- Born: Tan Tjoe Hong 2 February 1953 (age 72) Makassar, Indonesia
- Criminal status: Escaped May 1996
- Criminal charge: Embezzlement
- Penalty: 17 years

= Eddy Tansil =

Indonesian businessman (born 1953)

Eddy Tansil, born Tan Tjoe Hong (Tan Chu Hong (陳珠芳), born 2 February 1953) is an Indonesian businessman of Chinese descent who bribed his way out of Cipinang Prison, Jakarta, on 4 May 1996 while serving a 17-year sentence for embezzling $420 million in loans from Bank Pembangunan Indonesia, which subsequently went bust and was amalgamated into Bank Mandiri.

==Criminal penalty==
In 1994, Tansil was sentenced to 17 years in prison, fined 30 million rupiah, ordered to pay 500 billion rupiah compensation, and repay state losses of 1.3 trillion rupiah. Tansil's escape in 1996 was facilitated by corrupt prison officials.

==After prison escape==
An anti-corruption watchdog, Gempita, determined in 1998 that Tansil was conducting business under a corporate license of German company Becks Beer in Putian, Fujian, China.
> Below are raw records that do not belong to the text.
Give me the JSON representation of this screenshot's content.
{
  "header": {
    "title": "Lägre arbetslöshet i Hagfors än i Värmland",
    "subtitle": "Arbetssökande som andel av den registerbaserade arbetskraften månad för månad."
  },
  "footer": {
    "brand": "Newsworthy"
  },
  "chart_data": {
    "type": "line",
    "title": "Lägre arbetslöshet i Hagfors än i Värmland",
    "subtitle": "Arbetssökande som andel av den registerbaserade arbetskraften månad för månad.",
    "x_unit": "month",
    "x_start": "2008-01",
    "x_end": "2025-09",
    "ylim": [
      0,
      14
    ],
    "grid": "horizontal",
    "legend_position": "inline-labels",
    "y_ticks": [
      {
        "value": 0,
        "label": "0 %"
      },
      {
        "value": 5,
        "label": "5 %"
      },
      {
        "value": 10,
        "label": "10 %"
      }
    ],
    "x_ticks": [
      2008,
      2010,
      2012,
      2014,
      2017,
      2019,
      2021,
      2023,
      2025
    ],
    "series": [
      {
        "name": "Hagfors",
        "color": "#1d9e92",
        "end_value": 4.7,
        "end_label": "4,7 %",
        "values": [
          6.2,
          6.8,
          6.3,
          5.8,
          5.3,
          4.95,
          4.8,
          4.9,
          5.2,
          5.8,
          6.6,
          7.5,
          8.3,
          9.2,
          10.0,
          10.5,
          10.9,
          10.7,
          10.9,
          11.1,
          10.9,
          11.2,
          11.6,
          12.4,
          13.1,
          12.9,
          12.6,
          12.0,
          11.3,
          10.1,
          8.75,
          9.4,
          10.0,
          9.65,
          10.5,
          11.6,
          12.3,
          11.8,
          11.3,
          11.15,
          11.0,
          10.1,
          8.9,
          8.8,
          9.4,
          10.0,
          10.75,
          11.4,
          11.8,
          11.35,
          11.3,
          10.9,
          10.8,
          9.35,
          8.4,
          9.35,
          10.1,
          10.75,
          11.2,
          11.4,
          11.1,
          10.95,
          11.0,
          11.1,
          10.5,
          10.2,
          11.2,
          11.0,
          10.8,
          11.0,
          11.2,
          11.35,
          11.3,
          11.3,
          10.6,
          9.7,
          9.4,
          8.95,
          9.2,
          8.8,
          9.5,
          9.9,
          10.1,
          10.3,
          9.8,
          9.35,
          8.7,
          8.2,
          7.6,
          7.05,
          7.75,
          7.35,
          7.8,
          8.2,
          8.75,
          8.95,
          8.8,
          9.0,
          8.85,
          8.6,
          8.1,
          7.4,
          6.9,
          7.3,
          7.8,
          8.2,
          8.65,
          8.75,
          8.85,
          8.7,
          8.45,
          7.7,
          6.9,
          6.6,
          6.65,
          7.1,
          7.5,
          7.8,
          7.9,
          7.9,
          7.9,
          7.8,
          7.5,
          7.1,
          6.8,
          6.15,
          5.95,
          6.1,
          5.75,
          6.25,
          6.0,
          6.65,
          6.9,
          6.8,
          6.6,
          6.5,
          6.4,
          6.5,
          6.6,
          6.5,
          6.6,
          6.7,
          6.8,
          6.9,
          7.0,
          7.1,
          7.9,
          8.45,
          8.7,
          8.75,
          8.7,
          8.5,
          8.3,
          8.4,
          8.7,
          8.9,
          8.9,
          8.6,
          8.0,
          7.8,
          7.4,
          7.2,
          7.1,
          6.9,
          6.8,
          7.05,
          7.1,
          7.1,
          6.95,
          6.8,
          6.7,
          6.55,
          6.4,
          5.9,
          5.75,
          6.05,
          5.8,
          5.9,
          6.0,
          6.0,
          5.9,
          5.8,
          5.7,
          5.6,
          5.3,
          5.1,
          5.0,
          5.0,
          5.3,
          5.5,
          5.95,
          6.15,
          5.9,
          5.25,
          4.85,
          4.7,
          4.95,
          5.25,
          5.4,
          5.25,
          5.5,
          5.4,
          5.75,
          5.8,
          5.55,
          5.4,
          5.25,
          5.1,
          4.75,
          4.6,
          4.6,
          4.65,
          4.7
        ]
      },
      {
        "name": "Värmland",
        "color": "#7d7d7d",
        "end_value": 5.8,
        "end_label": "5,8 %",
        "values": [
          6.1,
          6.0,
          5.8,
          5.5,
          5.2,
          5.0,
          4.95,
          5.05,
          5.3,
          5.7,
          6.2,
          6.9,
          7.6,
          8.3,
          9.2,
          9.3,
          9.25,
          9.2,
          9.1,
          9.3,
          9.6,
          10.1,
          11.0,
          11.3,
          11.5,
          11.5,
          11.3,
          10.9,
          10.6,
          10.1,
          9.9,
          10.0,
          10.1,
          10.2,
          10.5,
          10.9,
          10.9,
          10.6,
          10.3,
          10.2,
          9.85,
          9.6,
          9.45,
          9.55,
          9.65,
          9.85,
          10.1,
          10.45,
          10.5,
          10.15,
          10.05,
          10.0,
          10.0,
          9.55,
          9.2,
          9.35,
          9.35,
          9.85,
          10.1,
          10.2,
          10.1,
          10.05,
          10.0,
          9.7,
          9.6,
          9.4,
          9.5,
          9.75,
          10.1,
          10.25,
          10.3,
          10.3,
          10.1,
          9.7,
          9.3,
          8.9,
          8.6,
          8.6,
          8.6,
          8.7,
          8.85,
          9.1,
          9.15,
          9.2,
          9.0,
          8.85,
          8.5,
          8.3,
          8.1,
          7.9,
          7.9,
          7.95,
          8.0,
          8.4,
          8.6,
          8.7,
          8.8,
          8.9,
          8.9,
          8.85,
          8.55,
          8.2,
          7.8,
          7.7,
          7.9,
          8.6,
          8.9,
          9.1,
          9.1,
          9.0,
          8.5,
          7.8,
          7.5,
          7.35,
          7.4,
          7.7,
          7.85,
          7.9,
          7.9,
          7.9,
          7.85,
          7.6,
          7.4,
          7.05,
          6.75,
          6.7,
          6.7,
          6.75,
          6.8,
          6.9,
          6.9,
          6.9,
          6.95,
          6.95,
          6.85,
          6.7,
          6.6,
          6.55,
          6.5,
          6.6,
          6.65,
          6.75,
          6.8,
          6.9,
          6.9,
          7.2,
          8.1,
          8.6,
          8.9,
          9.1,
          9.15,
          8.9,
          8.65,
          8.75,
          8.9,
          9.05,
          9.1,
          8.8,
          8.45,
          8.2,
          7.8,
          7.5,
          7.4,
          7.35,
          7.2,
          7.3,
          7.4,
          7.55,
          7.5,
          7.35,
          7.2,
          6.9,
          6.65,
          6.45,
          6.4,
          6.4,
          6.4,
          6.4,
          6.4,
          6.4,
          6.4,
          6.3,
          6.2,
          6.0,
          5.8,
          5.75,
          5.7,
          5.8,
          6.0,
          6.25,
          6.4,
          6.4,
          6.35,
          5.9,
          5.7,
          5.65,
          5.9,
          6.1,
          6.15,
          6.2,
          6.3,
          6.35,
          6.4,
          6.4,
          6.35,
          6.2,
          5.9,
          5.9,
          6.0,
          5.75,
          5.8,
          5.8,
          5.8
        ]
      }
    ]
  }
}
In 2013, Eddy Tansil's presence in China since 2011 was confirmed, and an extradition request was submitted to the Chinese government. In 2015, Tansil was reportedly residing in Macau.

Indonesian news website Tirto.id in July 2019 reported that Tansil had defaulted on a bank loan in China in 2002. He had reportedly borrowed 389.92 million renminbi (then $47 million) from the Bank of China, putting up land assets and two factories in Putian as collateral, but failed to repay the amount and then challenged efforts to confiscate his assets.

==Family==
He is a brother of Hendra Rahardja, a banker whose loans to his own companies and his family's businesses were not repaid, resulting in losses of $264 million, and who died in custody in Australia during proceedings to extradite him to Indonesia.

His nephew is Rudy Kurniawan, who was convicted of counterfeiting wine.